A brief sketch of the historical milieu in which Pareto’s life was shaped will bring us back to a familiar theme: Sociological theories of order were typically a conservative response to conditions of disorder. In the nineteenth century, Italy (like European society in general) was divided and fragmented. With the fall of Bonaparte in the early years of the era, the French Bourbons and the Austrian emperor came to rule various republics and duchies in Italy, with Pope Pius VII regaining the Papal States. Hence the specter of foreign domination coexisted with the division of the nation, a separation that inhibited the commercial interests of the rising bourgeoisie.
This was a time for the formation of shadowy organizations predicated on political resistance, which succeeded in touching off popular rebellions throughout the nation. New leaders were to appear, such as Mazzini, Gioberti, and Garibaldi, each of whom sought to unite Italy through half a century of fire and blood. One year after Pareto graduated from the Polytechnic Institute in Turin, Rome became the capital of a newly unified Kingdom of Italy. However, there proved to be more to unification than lines drawn on maps.
Divisions in the new Italy were as always political, economic, and social. However, these conformed to some extent with the major geographical regions of the country. In the north, modernization had taken the form of political bureaucratization and industrial development. The largely agrarian south featured widespread poverty, misery, and illiteracy. The forces of the right, based in the more affluent north, controlled the kingdom until 1876. Its panaceas of free trade, unequal taxation, a balanced budget, and an austere attitude toward public work expenditures alienated large segments of the population.
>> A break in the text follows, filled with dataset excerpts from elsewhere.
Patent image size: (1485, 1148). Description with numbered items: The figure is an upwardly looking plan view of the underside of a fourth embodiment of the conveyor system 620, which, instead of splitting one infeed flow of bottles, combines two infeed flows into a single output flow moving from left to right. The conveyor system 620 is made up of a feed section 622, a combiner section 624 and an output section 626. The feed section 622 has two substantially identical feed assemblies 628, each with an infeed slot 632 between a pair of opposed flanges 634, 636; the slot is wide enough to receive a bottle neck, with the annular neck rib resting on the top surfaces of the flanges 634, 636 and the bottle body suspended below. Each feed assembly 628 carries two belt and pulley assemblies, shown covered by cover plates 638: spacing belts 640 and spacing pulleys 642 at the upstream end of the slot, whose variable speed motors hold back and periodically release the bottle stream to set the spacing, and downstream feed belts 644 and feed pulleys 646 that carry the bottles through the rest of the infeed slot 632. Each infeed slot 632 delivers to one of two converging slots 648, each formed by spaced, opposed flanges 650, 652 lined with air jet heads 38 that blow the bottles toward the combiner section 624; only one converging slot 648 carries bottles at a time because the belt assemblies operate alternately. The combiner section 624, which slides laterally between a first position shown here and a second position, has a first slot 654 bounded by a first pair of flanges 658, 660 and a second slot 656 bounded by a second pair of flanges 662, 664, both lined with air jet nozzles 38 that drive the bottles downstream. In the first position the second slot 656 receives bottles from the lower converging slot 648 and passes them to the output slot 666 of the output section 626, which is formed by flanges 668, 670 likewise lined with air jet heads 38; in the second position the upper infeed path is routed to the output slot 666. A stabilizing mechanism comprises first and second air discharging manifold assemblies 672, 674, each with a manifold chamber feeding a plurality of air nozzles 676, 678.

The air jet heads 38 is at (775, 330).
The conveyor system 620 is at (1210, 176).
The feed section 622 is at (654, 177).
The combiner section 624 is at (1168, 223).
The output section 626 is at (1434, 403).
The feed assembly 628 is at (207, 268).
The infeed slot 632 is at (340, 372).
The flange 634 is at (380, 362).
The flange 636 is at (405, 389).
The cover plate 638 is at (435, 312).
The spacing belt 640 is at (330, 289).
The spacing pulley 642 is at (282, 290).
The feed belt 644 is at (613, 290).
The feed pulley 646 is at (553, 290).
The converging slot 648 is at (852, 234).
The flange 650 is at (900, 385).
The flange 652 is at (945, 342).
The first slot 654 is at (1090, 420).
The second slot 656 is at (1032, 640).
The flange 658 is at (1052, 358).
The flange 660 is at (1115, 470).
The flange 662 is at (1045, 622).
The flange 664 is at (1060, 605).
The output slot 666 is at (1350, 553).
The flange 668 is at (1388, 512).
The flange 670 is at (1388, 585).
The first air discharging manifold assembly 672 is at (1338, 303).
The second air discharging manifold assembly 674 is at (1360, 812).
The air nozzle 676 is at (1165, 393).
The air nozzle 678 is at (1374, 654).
Riding the tide of disaffection, the predominantly southern political left swept to a parliamentary victory. Although promising progressive taxation, public services, and wider suffrage, the liberal government ruled by patronage and corruption until the First World War.
Some industrial development in Italy was evident in the latter part of the nineteenth century, particularly in textiles. However, the level of that development lagged behind other European states such as France and England. In the south, the larger owners successfully opposed the land reform desperately wanted by the peasants. Laws calling for compulsory education were not implemented, taxation remained regressive, and the governmental bureaucracy remained bloated and ineffective. Popular insurrections flourished, the intellectuals became disaffected, and the liberal democratic ideals withered in the dust of economic stagnation. On October 28, 1922, Benito Mussolini marched on Rome.
Within a short time, the vision of peace gave way to the glorification of war. The interests of the owning class were preserved under a system of centralized state control while the dream of political enfranchisement succumbed to one-party rule. The diversity of unions, minority groups, and political opposition collapsed under the press of nationalism. Together, these conditions marked the advent of the iron fist of Italian fascism (Perdue, 1986, pp. 96-97).